Para proteger o seu trabalho de manipulação em caso de morte, o Sr. Kadare contrabandeou manuscritos para fora da Albânia em 1986, entregando-os ao seu editor francês, Claude Durand. O editor, por sua vez, aproveitou suas próprias viagens a Tirana para contrabandear escritos adicionais.

O jogo de gato e rato em que o regime alternadamente publicou e proibiu as obras do Sr. Kadare continuou após a morte de Hoxha em 1985, até que o Sr. Kadare fugiu para Paris em 1990. Após o colapso do regime, o Sr. Kadare foi atacado por críticos anticomunistas, tanto na Albânia quanto no Ocidente, que o retrataram como um beneficiário e até mesmo um apoiador ativo do estado stalinista. Em 1997, quando seu nome estava sendo mencionado para o Nobel, um artigo no conservador Weekly Commonplace instou o comitê a não lhe conceder o prêmio por causa de sua “colaboração consciente” com o regime de Hoxha.

Aparentemente para se vacinar contra tais críticas, o Sr. Kadare publicou vários livros autobiográficos na década de 1990, nos quais sugeria que, por meio de sua literatura, ele havia resistido ao regime, tanto espiritual quanto artisticamente.

“Cada vez que escrevia um livro”, disse ele na entrevista de 1998, “tinha a impressão de que estava enfiando uma adaga na ditadura”.

Em 1997, no The New York Assessment of Books, Noel Malcolm, um historiador de Oxford, elogiou a “densidade atmosférica” e a “tensão poética” da escrita do Sr. Kadare, mas criticou sua atitude defensiva diante dos críticos.

“O autor protesta demais”, escreveu o Sr. Malcolm, alertando que as “elisões e omissões” do Sr. Kadare em seus “volumes autopromotores” poderiam prejudicar sua reputação mais do que os ataques de seus críticos. As obras mais vitais do Sr. Kadare “ocorreram em um plano diferente, ao mesmo tempo mais humano e mais mítico, daquele de qualquer tipo de arte ideológica”, escreveu ele.

Em uma resposta de pele finao Sr. Kadare acusou o Sr. Malcolm de demonstrar arrogância cultural contra um autor de um país pequeno.

“Tomar tal liberdade com um escritor só porque ele vem de um país pequeno é revelar uma mentalidade colonialista”, escreveu o Sr. Kadare em uma carta à The New York Assessment of Books.

O Sr. Kadare deixa a esposa, Elena Kadare, também autora, e duas filhas: Besiana Kadare, embaixadora da Albânia nas Nações Unidas, e Gresa Kadare.

Após o colapso do comunismo, o Sr.
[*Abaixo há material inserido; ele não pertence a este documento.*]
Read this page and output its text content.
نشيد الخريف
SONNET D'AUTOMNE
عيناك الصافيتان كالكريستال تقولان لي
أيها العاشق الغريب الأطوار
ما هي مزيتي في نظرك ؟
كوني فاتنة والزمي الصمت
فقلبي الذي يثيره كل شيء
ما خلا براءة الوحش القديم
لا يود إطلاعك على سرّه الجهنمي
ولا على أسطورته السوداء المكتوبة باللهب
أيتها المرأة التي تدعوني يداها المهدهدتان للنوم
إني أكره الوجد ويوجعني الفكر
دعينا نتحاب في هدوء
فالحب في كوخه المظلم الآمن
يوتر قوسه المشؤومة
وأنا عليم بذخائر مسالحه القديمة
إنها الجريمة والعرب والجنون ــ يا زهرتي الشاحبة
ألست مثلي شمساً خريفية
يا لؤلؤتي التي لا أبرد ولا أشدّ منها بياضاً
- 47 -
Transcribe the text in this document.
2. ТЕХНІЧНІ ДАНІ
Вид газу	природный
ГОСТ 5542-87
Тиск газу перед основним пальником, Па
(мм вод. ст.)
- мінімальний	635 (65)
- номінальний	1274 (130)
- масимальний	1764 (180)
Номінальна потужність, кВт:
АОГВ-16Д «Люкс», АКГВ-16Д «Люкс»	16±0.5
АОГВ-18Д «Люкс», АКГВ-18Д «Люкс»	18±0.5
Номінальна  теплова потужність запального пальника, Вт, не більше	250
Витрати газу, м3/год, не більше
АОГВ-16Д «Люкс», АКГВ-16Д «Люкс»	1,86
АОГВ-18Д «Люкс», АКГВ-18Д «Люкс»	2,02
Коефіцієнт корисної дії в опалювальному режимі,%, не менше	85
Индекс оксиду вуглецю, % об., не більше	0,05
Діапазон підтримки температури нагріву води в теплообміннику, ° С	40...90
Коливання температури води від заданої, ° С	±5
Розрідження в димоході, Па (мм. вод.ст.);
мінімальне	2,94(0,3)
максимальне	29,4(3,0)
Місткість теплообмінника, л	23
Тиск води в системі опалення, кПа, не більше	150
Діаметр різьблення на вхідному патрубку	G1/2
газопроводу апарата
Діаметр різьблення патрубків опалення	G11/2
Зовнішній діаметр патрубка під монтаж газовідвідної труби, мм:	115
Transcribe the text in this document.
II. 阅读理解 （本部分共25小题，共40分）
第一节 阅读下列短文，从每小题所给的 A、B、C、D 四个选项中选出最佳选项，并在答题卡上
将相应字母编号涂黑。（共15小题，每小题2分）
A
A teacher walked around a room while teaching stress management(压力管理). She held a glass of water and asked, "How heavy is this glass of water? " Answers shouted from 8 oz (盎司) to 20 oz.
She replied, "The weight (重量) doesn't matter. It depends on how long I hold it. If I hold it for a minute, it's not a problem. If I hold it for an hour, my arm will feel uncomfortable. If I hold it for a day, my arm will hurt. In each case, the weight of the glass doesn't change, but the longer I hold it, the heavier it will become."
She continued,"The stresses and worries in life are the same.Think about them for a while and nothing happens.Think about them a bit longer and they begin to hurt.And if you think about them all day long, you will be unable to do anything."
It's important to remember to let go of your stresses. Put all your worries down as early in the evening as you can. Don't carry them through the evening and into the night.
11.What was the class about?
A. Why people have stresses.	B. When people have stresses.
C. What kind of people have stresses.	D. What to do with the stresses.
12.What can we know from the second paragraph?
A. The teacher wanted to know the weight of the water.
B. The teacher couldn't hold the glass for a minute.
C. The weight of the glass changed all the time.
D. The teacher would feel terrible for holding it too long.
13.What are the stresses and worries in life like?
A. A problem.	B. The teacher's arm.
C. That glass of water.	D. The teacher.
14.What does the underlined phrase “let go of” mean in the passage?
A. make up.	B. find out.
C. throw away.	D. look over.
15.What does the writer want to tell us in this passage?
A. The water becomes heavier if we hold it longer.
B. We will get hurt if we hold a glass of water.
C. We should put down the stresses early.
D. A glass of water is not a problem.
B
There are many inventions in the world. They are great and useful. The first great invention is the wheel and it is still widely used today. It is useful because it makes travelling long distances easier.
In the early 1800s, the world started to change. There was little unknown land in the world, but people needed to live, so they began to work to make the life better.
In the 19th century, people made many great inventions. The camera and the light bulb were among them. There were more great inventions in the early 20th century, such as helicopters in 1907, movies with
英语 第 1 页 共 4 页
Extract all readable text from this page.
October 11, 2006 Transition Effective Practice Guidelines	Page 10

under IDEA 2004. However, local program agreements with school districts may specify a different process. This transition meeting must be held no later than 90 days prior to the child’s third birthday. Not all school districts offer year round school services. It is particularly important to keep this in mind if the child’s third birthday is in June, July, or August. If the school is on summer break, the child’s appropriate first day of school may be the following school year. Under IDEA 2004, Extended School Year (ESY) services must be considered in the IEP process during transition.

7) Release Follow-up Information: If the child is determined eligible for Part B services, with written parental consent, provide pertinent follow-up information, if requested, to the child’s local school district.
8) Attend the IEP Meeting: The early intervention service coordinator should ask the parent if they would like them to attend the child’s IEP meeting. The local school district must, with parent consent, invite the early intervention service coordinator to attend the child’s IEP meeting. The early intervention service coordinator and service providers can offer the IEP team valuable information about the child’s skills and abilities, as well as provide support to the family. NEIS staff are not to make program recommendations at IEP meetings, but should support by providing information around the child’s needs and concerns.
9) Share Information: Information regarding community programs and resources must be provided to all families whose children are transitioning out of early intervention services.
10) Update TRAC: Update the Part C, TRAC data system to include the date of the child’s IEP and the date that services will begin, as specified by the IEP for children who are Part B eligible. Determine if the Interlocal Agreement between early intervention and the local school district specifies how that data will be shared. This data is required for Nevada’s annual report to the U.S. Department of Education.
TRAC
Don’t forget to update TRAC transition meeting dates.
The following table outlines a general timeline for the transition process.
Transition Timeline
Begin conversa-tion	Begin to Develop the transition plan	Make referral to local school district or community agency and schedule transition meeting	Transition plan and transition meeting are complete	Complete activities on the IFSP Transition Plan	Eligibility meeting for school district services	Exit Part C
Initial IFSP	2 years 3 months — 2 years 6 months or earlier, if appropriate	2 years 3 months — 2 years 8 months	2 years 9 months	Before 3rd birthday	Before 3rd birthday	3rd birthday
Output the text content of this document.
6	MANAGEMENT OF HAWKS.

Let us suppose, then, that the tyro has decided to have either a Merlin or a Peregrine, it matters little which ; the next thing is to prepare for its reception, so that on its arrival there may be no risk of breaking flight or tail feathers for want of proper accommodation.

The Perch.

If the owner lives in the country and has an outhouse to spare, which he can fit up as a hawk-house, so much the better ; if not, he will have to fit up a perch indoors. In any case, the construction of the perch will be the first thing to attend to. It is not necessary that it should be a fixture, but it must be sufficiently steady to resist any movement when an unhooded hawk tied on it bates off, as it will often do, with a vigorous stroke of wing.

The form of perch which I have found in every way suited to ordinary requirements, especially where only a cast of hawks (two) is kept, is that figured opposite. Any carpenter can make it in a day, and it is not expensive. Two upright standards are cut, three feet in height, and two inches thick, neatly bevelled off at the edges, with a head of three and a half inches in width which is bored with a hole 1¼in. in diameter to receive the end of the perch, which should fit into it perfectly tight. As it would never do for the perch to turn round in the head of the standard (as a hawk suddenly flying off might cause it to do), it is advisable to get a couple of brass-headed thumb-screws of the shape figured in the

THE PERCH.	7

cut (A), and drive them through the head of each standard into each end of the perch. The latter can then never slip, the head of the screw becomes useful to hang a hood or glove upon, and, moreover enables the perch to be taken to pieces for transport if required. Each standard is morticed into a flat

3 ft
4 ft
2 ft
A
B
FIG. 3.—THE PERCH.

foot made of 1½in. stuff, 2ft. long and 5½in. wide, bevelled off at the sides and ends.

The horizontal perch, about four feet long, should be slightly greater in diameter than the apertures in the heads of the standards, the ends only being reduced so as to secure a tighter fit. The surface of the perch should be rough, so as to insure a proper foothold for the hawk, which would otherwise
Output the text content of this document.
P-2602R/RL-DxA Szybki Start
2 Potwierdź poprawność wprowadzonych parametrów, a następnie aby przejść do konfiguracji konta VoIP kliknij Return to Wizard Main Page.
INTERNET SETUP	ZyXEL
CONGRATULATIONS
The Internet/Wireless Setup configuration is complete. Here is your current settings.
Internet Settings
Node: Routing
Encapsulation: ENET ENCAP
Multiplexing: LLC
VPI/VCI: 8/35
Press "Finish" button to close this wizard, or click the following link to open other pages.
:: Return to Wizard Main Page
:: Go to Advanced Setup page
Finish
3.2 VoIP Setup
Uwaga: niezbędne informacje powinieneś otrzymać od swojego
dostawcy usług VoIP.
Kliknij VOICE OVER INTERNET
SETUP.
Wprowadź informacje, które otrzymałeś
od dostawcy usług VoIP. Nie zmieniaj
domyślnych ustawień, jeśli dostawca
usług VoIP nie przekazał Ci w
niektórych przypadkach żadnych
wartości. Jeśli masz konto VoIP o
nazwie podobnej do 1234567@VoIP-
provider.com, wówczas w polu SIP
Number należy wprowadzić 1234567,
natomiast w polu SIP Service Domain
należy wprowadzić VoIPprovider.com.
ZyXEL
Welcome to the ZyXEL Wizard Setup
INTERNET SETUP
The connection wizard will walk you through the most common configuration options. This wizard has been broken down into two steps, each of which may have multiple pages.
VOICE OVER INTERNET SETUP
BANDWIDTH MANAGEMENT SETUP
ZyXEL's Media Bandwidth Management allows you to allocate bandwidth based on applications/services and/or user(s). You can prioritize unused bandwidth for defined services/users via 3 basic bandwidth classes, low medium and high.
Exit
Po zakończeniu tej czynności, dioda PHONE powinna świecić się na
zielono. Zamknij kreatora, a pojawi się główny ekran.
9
Kadare continuou a ambientar os seus romances no meio da suspeita e do terror do regime de Hoxha. Alguns, no entanto, retrataram albaneses que vivem na Europa do século XXI, mas ainda assombrados pelas rixas de sangue, lendas e mitos da sua nação. Suas obras mais conhecidas incluem “Crônica em Pedra” (1971); “A Ponte dos Três Arcos” (1978); “A Filha de Agamenon” (1985); sua sequência, “O Sucessor” (2003); e “O Acidente” (2010).

Todas as suas obras compartilham uma força, escreveu Charles McGrath no The Occasions em 2010. O Sr. Kadare é “aparentemente incapaz de escrever um livro que não seja interessante”.

Em 2005, depois de ganhar o Prémio Internacional Booker, Kadare disse: “O único acto de resistência possível num regime estalinista clássico period escrever”.

Amélia Nierenberg contribuiu com relatórios.